I protagonisti della giornata: pazienti e volontari insieme
Protagonisti assoluti sono stati i pazienti del servizio di riabilitazione intensiva di Villa dei Fiori, persone che quotidianamente affrontano sfide complesse legate a patologie neurologiche, traumi cranici e altre disabilità gravi. Accanto a loro, medici, terapisti, operatori e volontari dell’associazione “Il Sorriso di Nadia” hanno colorato la mattinata con coriandoli, bolle di sapone, musica dal vivo e laboratori creativi.
Un Carnevale che cura: la terapia della gioia
“Il sorriso è parte integrante del percorso riabilitativo”, spiega la dott.ssa Carla Mancini, direttrore sanitario della struttura. “Veder ridere chi ogni giorno lotta per recuperare funzioni vitali è la dimostrazione che anche la festa può diventare terapia”.
- Ore 9.30 – Apertura della festa con il taglio della torta “Carnevale del Cuore”
- Ore 10.00 – Spettacolo di trampoli e giocolieri in corsia
- Ore 11.30 – Laboratori di maschere e cappelli di carta con i bambini dei dipendenti
- Ore 12.00 – Brindisi finale e consegna di attestati di partecipazione “Super Eroi del Sorriso”

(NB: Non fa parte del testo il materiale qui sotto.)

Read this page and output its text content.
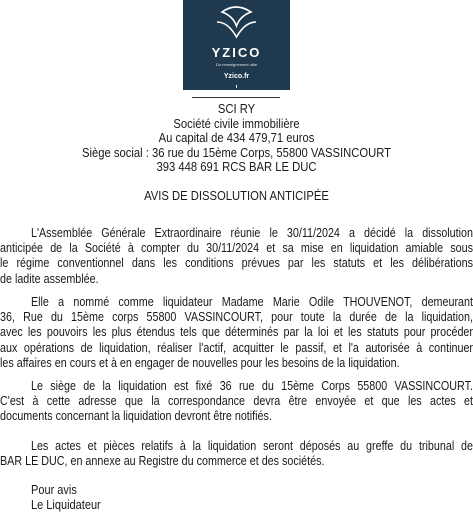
YZICO
Du renseignement utile
Yzico.fr
SCI RY
Société civile immobilière
Au capital de 434 479,71 euros
Siège social : 36 rue du 15ème Corps, 55800 VASSINCOURT
393 448 691 RCS BAR LE DUC
AVIS DE DISSOLUTION ANTICIPÉE
L'Assemblée Générale Extraordinaire réunie le 30/11/2024 a décidé la dissolution
anticipée de la Société à compter du 30/11/2024 et sa mise en liquidation amiable sous
le régime conventionnel dans les conditions prévues par les statuts et les délibérations
de ladite assemblée.
Elle a nommé comme liquidateur Madame Marie Odile THOUVENOT, demeurant
36, Rue du 15ème corps 55800 VASSINCOURT, pour toute la durée de la liquidation,
avec les pouvoirs les plus étendus tels que déterminés par la loi et les statuts pour procéder
aux opérations de liquidation, réaliser l'actif, acquitter le passif, et l'a autorisée à continuer
les affaires en cours et à en engager de nouvelles pour les besoins de la liquidation.
Le siège de la liquidation est fixé 36 rue du 15ème Corps 55800 VASSINCOURT.
C'est à cette adresse que la correspondance devra être envoyée et que les actes et
documents concernant la liquidation devront être notifiés.
Les actes et pièces relatifs à la liquidation seront déposés au greffe du tribunal de
BAR LE DUC, en annexe au Registre du commerce et des sociétés.
Pour avis
Le Liquidateur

L’impatto emozionale: storie di resilienza
Tra i tanti volti felici, spicca quello di Marco, 34 anni, ricoverato da sei mesi dopo un incidente stradale. “Non pensavo di potermi più divertire”, racconta commosso, “e invece oggi ho ballato in carrozzina con la mia terapista”. Anche la signora Lucia, madre di un ragazzo affetto da paralisi cerebrale infantile, ringrazia: “Qui mio figlio è trattato come una persona, non solo come un paziente”.

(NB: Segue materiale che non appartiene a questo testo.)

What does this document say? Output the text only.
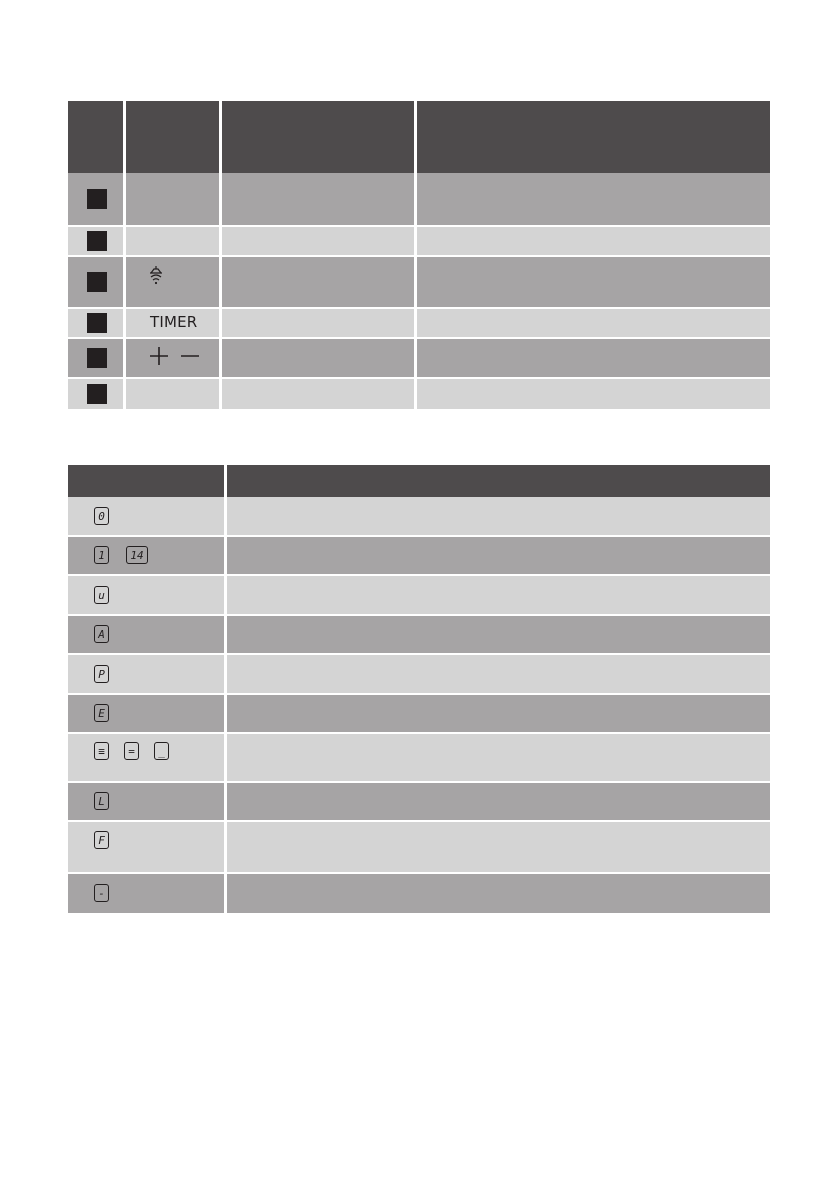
TIMER
0
1	14
u
A
P
E
≡	=	_
L
F
-
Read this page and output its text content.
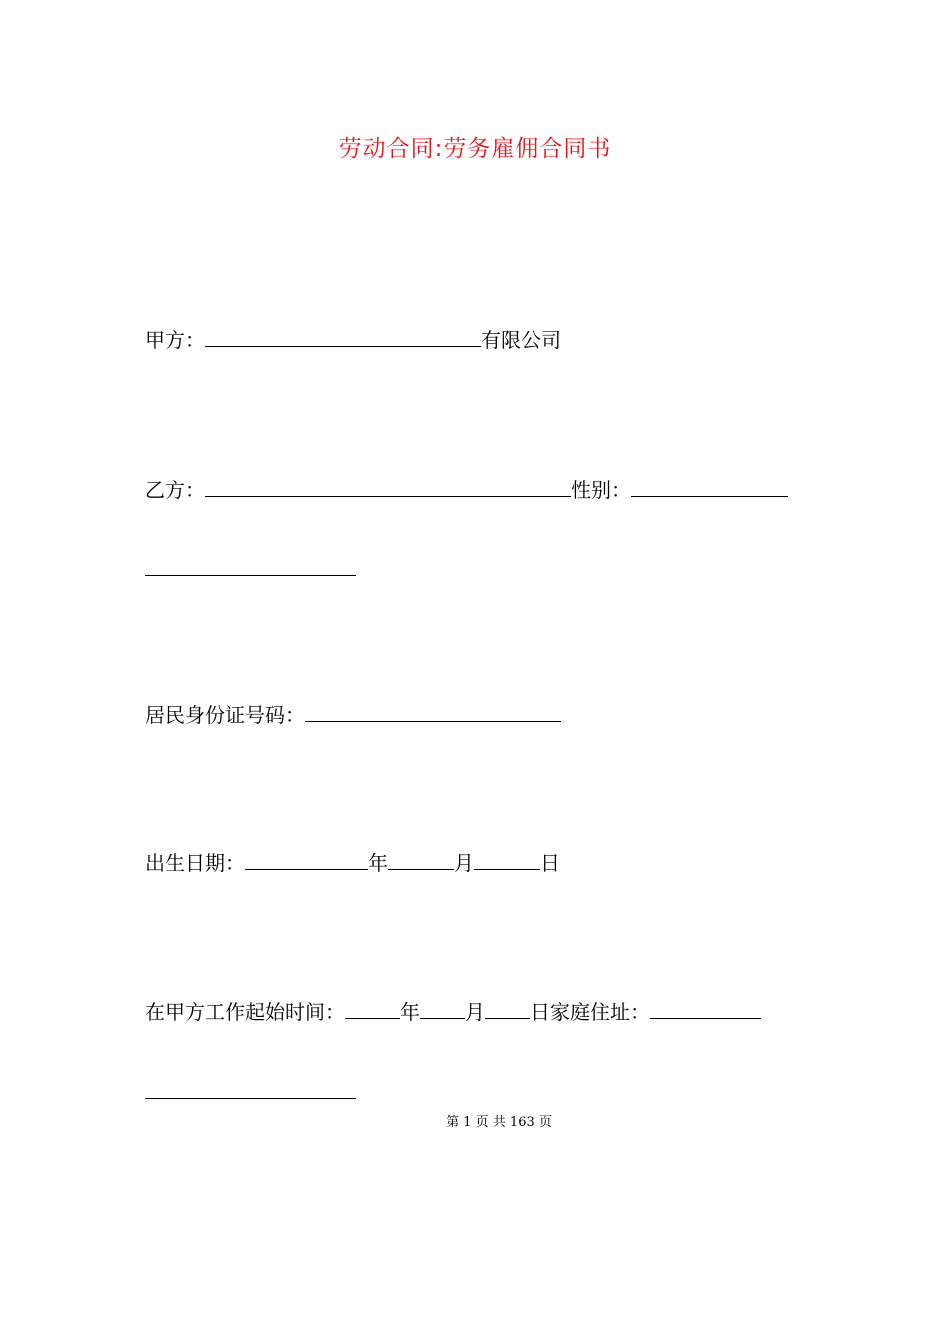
劳动合同:劳务雇佣合同书
甲方：	有限公司
乙方：	性别：
居民身份证号码：
出生日期：	年	月	日
在甲方工作起始时间：	年 月 日家庭住址：
第 1 页 共 163 页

Inclusione come modello di cura: l’esempio di Villa dei Fiori
La riuscita del “Carnevale del Cuore” conferma la filosofia di Villa dei Fiori: cura globale della persona che unisce riabilitazione medica, supporto psicologico e inclusione sociale. L’evento – giunto alla sua quarta edizione – rappresenta un modello virtuoso anche per altre strutture sanitarie italiane, dimostrando che inclusione e qualità della vita non sono optional, ma automedicina gratuita e potente.
Prossimi appuntamenti
Gli organizzatori annunciano già la primavera della speranza: per il 25 aprile 2024 è in programma “La maratona del sorriso”, una staffetta simbolica per raccogliere fondi destinati all’acquisto di nuove tecnologie riabilitative. Chiunque voglia sostenere il progetto può scrivere a info@villadeifiori.it o visitare il sito www.villadeifiori.it/carnevale-del-cuore.
Per i pazienti di Villa dei Fiori il Carnevale non è solo un giorno di festa, ma un ricordo indelebile che li accompagnerà nei mesi di terapia. Perché il colore più bello è il sorriso di chi, nonostante tutto, non si arrende.